First, EPA rulemaking processes lack transparency. When President Obama was heralded into Washington, he vowed to make his administration the most open government in American history. How quickly he jettisoned pledges previously made. For example, the President dismissed his “ethics czar” recently, offering him instead the post of U.S. Ambassador in the Czech Republic. His replacement? Well, most of the transferred duties now rest with White House Counsel Bob Bauer, who has stated, “disclosure is a mostly unquestioned virtue deserving to be questioned.”
It thus appears that Bauer will be more than happy to assist EPA Administrator Lisa Jackson in her quest to implement new, extremely costly regulatory programs behind closed doors. Shouldn’t we expect the government to disclose to taxpayers how these new environmental regulations are being made, or even what the alleged benefits of the regulations are? According to EPA and White House: “Not necessarily.”
Speaking of taxpayers, a second serious danger stemming from the EPA’s regulatory overreach is its inherent lack of accountability. EPA is a bureaucracy; not a single employee there was voted into his or her job. It is, therefore, no wonder that the agency’s hijacking of the legislative process has caught the attention of more than a few elected officials in Congress.
Politics sometimes makes strange bedfellows. But when two legislators as different as Sen. Charles Schumer (D–N.Y.) and Congressman Fred Upton (R–Mich.) agree, something must be amiss. Upton recently called EPA’s plans a “regulatory train wreck” of “job killing” proposals. Schumer has expressed similar frustration, and both are right to be irked. Indeed, EPA’s attempts to skirt Congressional approval of such comprehensive mandates via backdoor rulemaking undermine the separation of powers at the heart of our constitutional system.
Shouldn’t those making the rules be accountable to the people who will be footing the billions of dollars in costs associated with these new regulatory burdens?
The U.S. economy simply cannot bear these burdensome regulatory costs that amount to hidden taxes on consumers – taxes that will kill jobs and increase costs for both consumers and businesses.
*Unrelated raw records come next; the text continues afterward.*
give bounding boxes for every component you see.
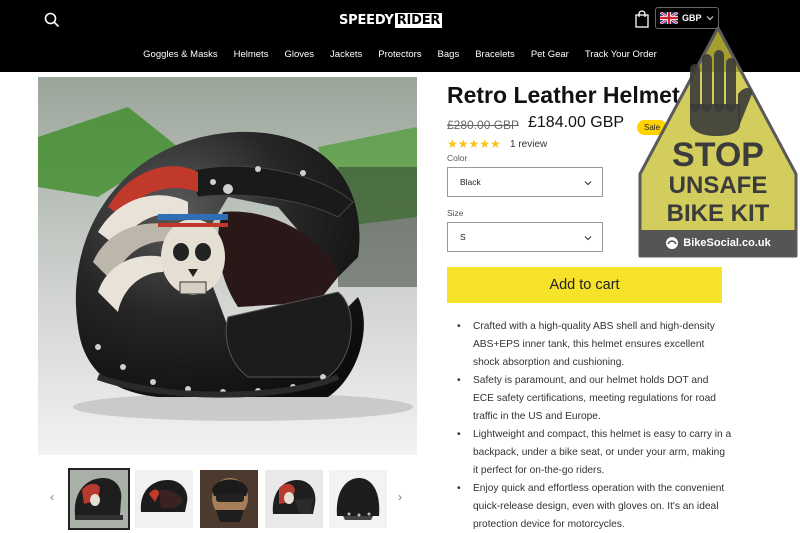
- bikesocial-logo-icon: [666, 237, 679, 249]
- color-label: Color: [447, 153, 468, 163]
- helmet-photo: [38, 77, 417, 455]
- chevron-down-icon: [706, 16, 713, 21]
- thumbnail-2[interactable]: [135, 470, 193, 528]
- color-select[interactable]: Black: [447, 167, 603, 197]
- thumbnail-image: [135, 470, 193, 528]
- uk-flag-icon: [660, 12, 678, 24]
- description-item: Lightweight and compact, this helmet is …: [457, 426, 732, 480]
- sale-price: £184.00 GBP: [528, 114, 625, 131]
- nav-goggles-masks[interactable]: Goggles & Masks: [135, 46, 225, 66]
- overlay-unsafe-text: UNSAFE: [668, 172, 768, 199]
- thumbnail-image: [200, 470, 258, 528]
- size-select-value: S: [460, 232, 466, 242]
- currency-code: GBP: [682, 13, 702, 23]
- thumbnail-image: [329, 470, 387, 528]
- nav-pet-gear[interactable]: Pet Gear: [523, 46, 577, 66]
- stop-unsafe-bike-kit-overlay: STOP UNSAFE BIKE KIT BikeSocial.co.uk: [636, 24, 800, 260]
- thumbnail-image: [265, 470, 323, 528]
- nav-helmets[interactable]: Helmets: [226, 46, 277, 66]
- thumbnail-prev-arrow[interactable]: ‹: [50, 490, 54, 504]
- product-main-image[interactable]: [38, 77, 417, 455]
- thumbnail-next-arrow[interactable]: ›: [398, 490, 402, 504]
- nav-bags[interactable]: Bags: [430, 46, 468, 66]
- thumbnail-3[interactable]: [200, 470, 258, 528]
- overlay-stop-text: STOP: [672, 136, 764, 174]
- size-select[interactable]: S: [447, 222, 603, 252]
- description-item: Crafted with a high-quality ABS shell an…: [457, 318, 732, 372]
- size-label: Size: [447, 208, 464, 218]
- overlay-bike-kit-text: BIKE KIT: [666, 200, 770, 227]
- nav-protectors[interactable]: Protectors: [370, 46, 429, 66]
- logo-text-rider: RIDER: [394, 12, 443, 28]
- overlay-brand-bar: BikeSocial.co.uk: [640, 230, 796, 256]
- original-price: £280.00 GBP: [447, 118, 520, 132]
- thumbnail-strip: ‹ ›: [46, 468, 416, 530]
- nav-jackets[interactable]: Jackets: [322, 46, 370, 66]
- nav-gloves[interactable]: Gloves: [276, 46, 322, 66]
- chevron-down-icon: [584, 181, 592, 186]
- product-description: Crafted with a high-quality ABS shell an…: [457, 318, 732, 533]
- site-logo[interactable]: SPEEDY RIDER: [339, 10, 443, 30]
- thumbnail-5[interactable]: [329, 470, 387, 528]
- thumbnail-4[interactable]: [265, 470, 323, 528]
- add-to-cart-button[interactable]: Add to cart: [447, 267, 722, 303]
- overlay-brand-text: BikeSocial.co.uk: [683, 237, 771, 249]
- search-icon[interactable]: [44, 12, 60, 28]
- review-count-link[interactable]: 1 review: [510, 139, 547, 150]
- chevron-down-icon: [584, 236, 592, 241]
- logo-text-speedy: SPEEDY: [339, 12, 394, 28]
- thumbnail-1[interactable]: [68, 468, 130, 530]
- star-rating: ★★★★★: [447, 137, 501, 151]
- nav-bracelets[interactable]: Bracelets: [467, 46, 523, 66]
- description-item: Safety is paramount, and our helmet hold…: [457, 372, 732, 426]
- thumbnail-image: [70, 470, 128, 528]
- color-select-value: Black: [460, 177, 481, 187]
- description-item: Enjoy quick and effortless operation wit…: [457, 480, 732, 533]
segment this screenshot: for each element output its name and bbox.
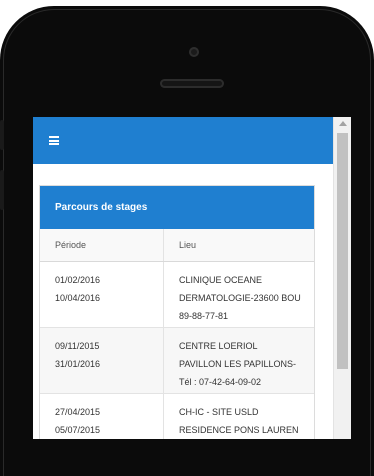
lieu-line: DERMATOLOGIE-23600 BOU: [179, 293, 301, 303]
stages-table: Période Lieu 01/02/2016 10/04/2016 CLINI…: [40, 229, 314, 439]
lieu-line: CH-IC - SITE USLD: [179, 407, 259, 417]
end-date: 05/07/2015: [55, 425, 101, 435]
front-camera: [189, 47, 199, 57]
end-date: 10/04/2016: [55, 293, 101, 303]
hamburger-menu-icon[interactable]: [49, 136, 59, 145]
lieu-line: 89-88-77-81: [179, 311, 229, 321]
side-button: [0, 170, 4, 210]
periode-cell: 01/02/2016 10/04/2016: [40, 261, 164, 328]
column-header-lieu: Lieu: [163, 229, 314, 262]
lieu-cell: CENTRE LOERIOL PAVILLON LES PAPILLONS- T…: [163, 327, 314, 394]
lieu-cell: CLINIQUE OCEANE DERMATOLOGIE-23600 BOU 8…: [163, 261, 314, 328]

Unemployment nationwide is still at 9.6 percent, far higher than the 60-year national average of 5.7 percent. Wages, moreover, continue to stagnate, meaning consumers are even less able now to cope with the costs of new EPA regulations.
Since its founding in October 1970, EPA has exerted broad influence over consumer behavior and business activity. But given the current state of American affairs, both politically and economically, government intervention in the form of increased EPA regulation is not tenable. On the heels of auto takeovers, bank bailouts and health care mandates, now is not the time for even more government overreach into the pocketbooks of consumers and the balance sheets of U.S. employers.
Americans nationwide have had enough. Hopefully the EPA will soon hear loud and clear both its colleagues on Capitol Hill and voters across the country calling in unison, “No more unnecessary regulation.”
Timothy H. Lee is Vice President of Legal and Public Affairs for the Center for Individual Freedom (CFIF).